Na wyjaśnienie dziennikarza, że wie, kto jest jego przełożonym w TVN24, Horała zaznaczył, że jego szefem jest Jarosław Kaczyński. Gdy jednak został zapytany o to, kim są jego zastępcy, poseł PiS wyciągnął telefon i czytając z ekranu, zaczął wymieniać nazwiska obecnych wiceprezesów.
W sprawie nieprzedłużenia kadencji Mariuszowi Kamińskiego, stwierdził, że "w każdej partii jest tak, że przychodzi nowa kadencja, a trochę te składy władz partyjnych się zmieniają".
PiS i "gigantyczna walka różnego rodzaju frakcji"
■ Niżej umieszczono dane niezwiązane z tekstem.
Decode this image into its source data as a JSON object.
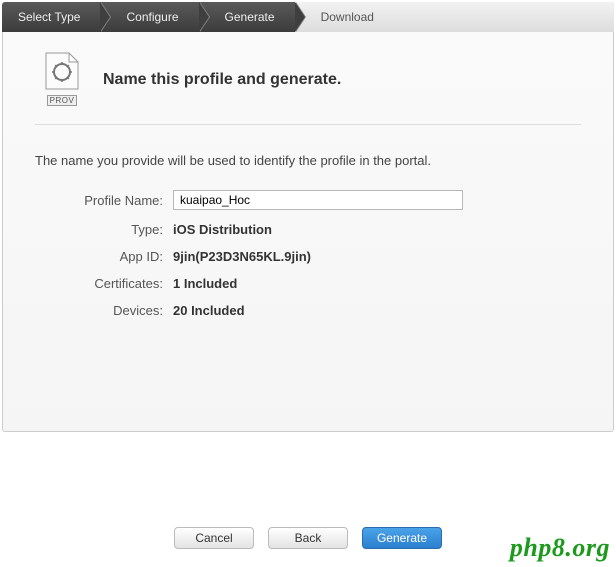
{
  "breadcrumb": {
    "step1": "Select Type",
    "step2": "Configure",
    "step3": "Generate",
    "step4": "Download"
  },
  "icon_label": "PROV",
  "title": "Name this profile and generate.",
  "description": "The name you provide will be used to identify the profile in the portal.",
  "fields": {
    "profile_name": {
      "label": "Profile Name:",
      "value": "kuaipao_Hoc"
    },
    "type": {
      "label": "Type:",
      "value": "iOS Distribution"
    },
    "app_id": {
      "label": "App ID:",
      "value": "9jin(P23D3N65KL.9jin)"
    },
    "certificates": {
      "label": "Certificates:",
      "value": "1 Included"
    },
    "devices": {
      "label": "Devices:",
      "value": "20 Included"
    }
  },
  "buttons": {
    "cancel": "Cancel",
    "back": "Back",
    "generate": "Generate"
  },
  "watermark": "php8.org"
}
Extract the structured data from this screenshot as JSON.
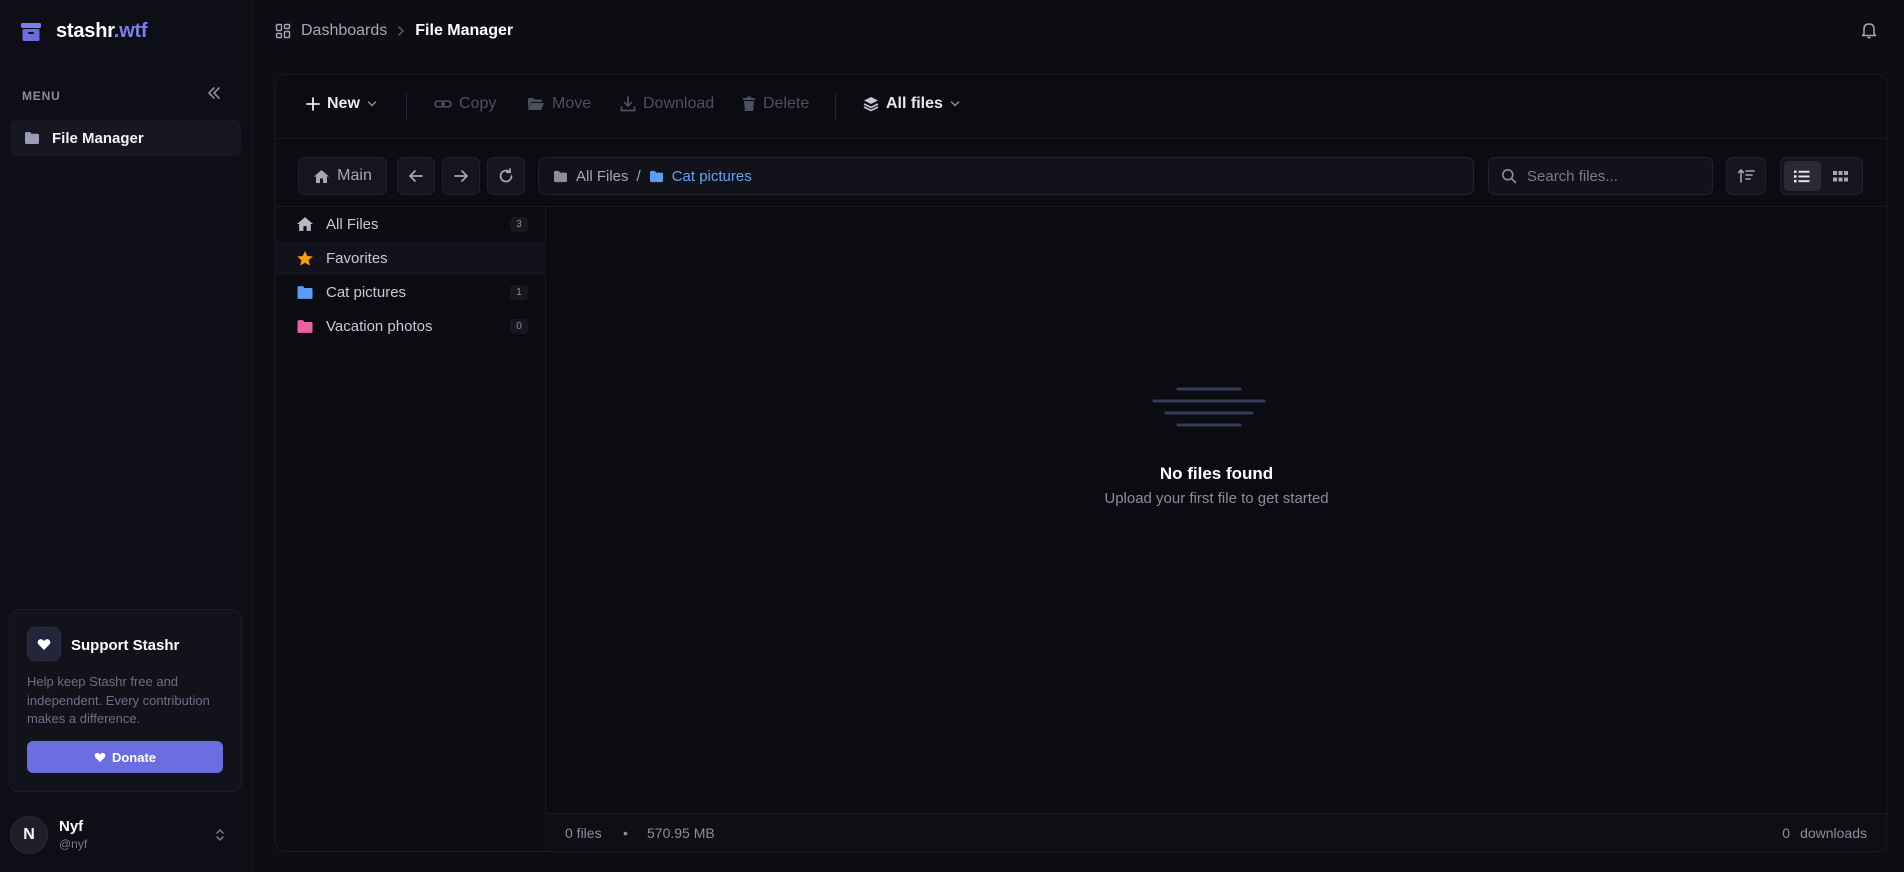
{
  "brand": {
    "name": "stashr",
    "suffix": ".wtf",
    "logo_icon": "archive-box-icon"
  },
  "sidebar": {
    "menu_label": "MENU",
    "items": [
      {
        "label": "File Manager",
        "icon": "folder-icon"
      }
    ],
    "support": {
      "title": "Support Stashr",
      "text": "Help keep Stashr free and independent. Every contribution makes a difference.",
      "donate_label": "Donate"
    },
    "user": {
      "initial": "N",
      "name": "Nyf",
      "handle": "@nyf"
    }
  },
  "header": {
    "breadcrumb": [
      {
        "label": "Dashboards"
      },
      {
        "label": "File Manager"
      }
    ]
  },
  "toolbar": {
    "new_label": "New",
    "copy_label": "Copy",
    "move_label": "Move",
    "download_label": "Download",
    "delete_label": "Delete",
    "filter_label": "All files"
  },
  "navbar": {
    "main_label": "Main",
    "path": [
      {
        "label": "All Files"
      },
      {
        "label": "Cat pictures"
      }
    ],
    "path_separator": "/",
    "search_placeholder": "Search files..."
  },
  "tree": {
    "items": [
      {
        "label": "All Files",
        "count": "3",
        "icon": "home-icon",
        "color": "#b8b8c8"
      },
      {
        "label": "Favorites",
        "count": "",
        "icon": "star-icon",
        "color": "#f59e0b"
      },
      {
        "label": "Cat pictures",
        "count": "1",
        "icon": "folder-icon",
        "color": "#5b9cf4"
      },
      {
        "label": "Vacation photos",
        "count": "0",
        "icon": "folder-icon",
        "color": "#ec5fa4"
      }
    ]
  },
  "empty": {
    "title": "No files found",
    "subtitle": "Upload your first file to get started"
  },
  "status": {
    "files": "0 files",
    "dot": "•",
    "size": "570.95 MB",
    "downloads_count": "0",
    "downloads_label": "downloads"
  },
  "colors": {
    "accent": "#6b6ee0",
    "brand_accent": "#7c7ef0",
    "path_active": "#62a4f7",
    "background": "#0d0d14"
  }
}
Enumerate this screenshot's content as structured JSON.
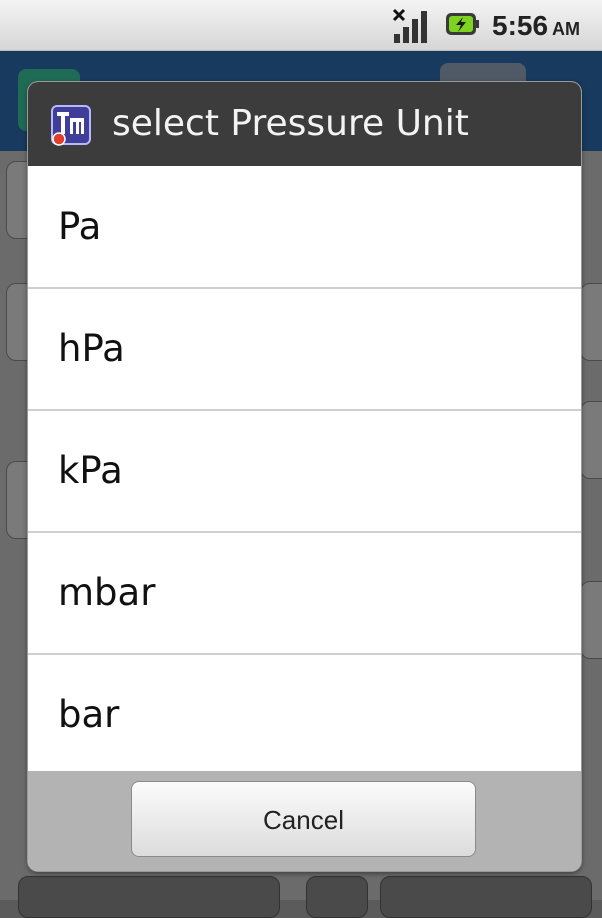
{
  "status_bar": {
    "time": "5:56",
    "ampm": "AM",
    "icons": [
      "no-signal-icon",
      "battery-charging-icon"
    ]
  },
  "dialog": {
    "app_icon": "app-logo-icon",
    "title": "select Pressure Unit",
    "options": [
      "Pa",
      "hPa",
      "kPa",
      "mbar",
      "bar"
    ],
    "cancel_label": "Cancel"
  },
  "colors": {
    "title_bar": "#3c3c3c",
    "list_background": "#ffffff",
    "footer": "#b3b3b3",
    "background_header": "#173a5e"
  }
}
Zachodzące w PiS zmiany komentował europoseł PSL Krzysztof Hetman. - Odświeżenie widać najbardziej po prezesie, który stanął chyba już siódmy raz na czele Prawa i Sprawiedliwości - powiedział.
Nawiązał on również do wcześniejszej deklaracji Kaczyńskiego z 2021 roku, gdy zapowiedział, że po raz ostatni staje na czele ugrupowania. - W Prawie i Sprawiedliwości jest tak gigantyczna walka różnego rodzaju frakcji, że prezes wie, że gdyby dotrzymał słowa, odszedł, to Prawo i Sprawiedliwość by się całkowicie rozpadło. I ta walka frakcji nie jest tylko i wyłącznie na poziomie tej polityki tutaj ogólnopolskiej, warszawskiej, ale ona schodzi także do poziomu regionu - ocenił.